Para o presidente do Conselho Estadual de Educação e do Fórum Estadual de Educação, Cicinato Mendes, a construção coletiva do PEE garantirá o fortalecimento do setor educacional tocantinense nos próximos anos. “Tenho certeza de que, com o trabalho que estamos desenvolvendo, teremos um dos melhores Planos entre todos os Estados”, afirmou.

Repasses federais
O presidente da Confederação Nacional dos Municípios (CNM), Paulo Ziulkoski, se reuniu na terça-feira , 12, com o presidente do Senado, Renan Calheiros (PMDB-AL) para pedir a aprovação do projeto que obriga a União a complementar pagamentos de professores das redes estadual e municipal para que o piso salarial previsto em lei seja atingido. O projeto de lei, apresentado pelo senador Cristovam Buarque (PDT-DF), prevê que os municípios e Estados ficariam responsáveis pelo pagamento dos professores, até o limite de 60% do recurso disponível no Fundo de Manutenção e Desenvolvimento da Educação Básica e de Valorização dos Profissionais da Educação (Fundeb). Ao ultrapassar esse porcentual, o governo federal ficaria responsável por complementar o valor, até que o piso salarial fosse atingido.

Aluno Finalista
Gabriel de Sousa Silva, aluno do 9º ano da Escola Municipal Beatriz Rodrigues da Silva, é finalista no 44° Concurso Internacional de Redação de Cartas, realizado no Brasil pelos Correios. Gabriel conquistou o primeiro lugar na etapa estadual e representará o Tocantins na etapa nacional, cujo resultado será divulgado no próximo dia 22. Gabriel destaca que a vitória na etapa estadual representa o empenho pessoal e o incentivo da escola. “Ser finalista me deixou muito feliz e a minha família também. Sempre gostei de participar de concursos de redação para testar minhas habilidades e, ser finalista desta vez é uma motivação a mais para me inscrever nos próximos prêmios. Agradeço a Escola que também me incentivou muito”.

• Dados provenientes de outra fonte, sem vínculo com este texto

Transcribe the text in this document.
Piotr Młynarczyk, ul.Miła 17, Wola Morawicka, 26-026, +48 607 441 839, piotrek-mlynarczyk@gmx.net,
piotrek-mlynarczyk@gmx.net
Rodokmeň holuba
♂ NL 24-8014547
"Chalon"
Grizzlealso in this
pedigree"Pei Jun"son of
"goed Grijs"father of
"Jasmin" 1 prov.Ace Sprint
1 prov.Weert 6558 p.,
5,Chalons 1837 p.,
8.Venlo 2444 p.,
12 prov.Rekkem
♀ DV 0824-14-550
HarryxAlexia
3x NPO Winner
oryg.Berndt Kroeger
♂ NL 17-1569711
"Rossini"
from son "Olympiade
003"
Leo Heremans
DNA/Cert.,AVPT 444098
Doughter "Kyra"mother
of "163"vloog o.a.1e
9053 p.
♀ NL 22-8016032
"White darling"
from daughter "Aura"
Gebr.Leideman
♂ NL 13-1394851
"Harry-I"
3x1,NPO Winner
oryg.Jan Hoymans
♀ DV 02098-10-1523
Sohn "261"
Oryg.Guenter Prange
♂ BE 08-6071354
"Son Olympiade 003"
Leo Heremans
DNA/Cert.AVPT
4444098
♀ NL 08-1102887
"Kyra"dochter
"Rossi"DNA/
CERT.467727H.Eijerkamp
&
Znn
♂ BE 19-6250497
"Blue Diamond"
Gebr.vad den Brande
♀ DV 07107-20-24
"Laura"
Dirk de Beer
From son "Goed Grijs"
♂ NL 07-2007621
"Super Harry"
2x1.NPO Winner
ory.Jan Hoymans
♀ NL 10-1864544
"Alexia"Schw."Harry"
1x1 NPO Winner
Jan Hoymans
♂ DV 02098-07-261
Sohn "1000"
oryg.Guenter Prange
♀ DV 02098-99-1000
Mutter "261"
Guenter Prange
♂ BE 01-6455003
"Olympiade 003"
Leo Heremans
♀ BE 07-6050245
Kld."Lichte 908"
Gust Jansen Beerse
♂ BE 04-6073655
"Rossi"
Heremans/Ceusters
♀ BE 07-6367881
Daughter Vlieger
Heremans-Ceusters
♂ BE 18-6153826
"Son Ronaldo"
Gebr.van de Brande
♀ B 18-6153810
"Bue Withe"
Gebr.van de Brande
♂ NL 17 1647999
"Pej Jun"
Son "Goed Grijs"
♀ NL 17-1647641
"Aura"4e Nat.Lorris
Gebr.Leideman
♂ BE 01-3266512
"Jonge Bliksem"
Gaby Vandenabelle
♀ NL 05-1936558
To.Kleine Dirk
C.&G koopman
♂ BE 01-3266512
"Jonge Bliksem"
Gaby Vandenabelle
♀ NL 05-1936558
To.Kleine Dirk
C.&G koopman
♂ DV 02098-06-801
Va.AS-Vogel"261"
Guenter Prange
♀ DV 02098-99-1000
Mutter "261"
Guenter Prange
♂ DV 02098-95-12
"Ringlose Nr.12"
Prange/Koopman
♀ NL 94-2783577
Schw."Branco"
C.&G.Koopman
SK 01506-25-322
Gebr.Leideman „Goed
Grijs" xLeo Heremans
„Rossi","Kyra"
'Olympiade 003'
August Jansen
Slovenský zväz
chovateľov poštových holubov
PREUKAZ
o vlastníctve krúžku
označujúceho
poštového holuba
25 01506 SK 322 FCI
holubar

O concurso é promovido em todo o mundo, pela União Postal Universal (UPU), entidade que congrega os operadores postais de 192 países e tem por objetivo desenvolver a habilidade de composição dos jovens; contribuir para o estreitamento das relações de amizade internacionais e aprimorar a comunicação por meio da escrita.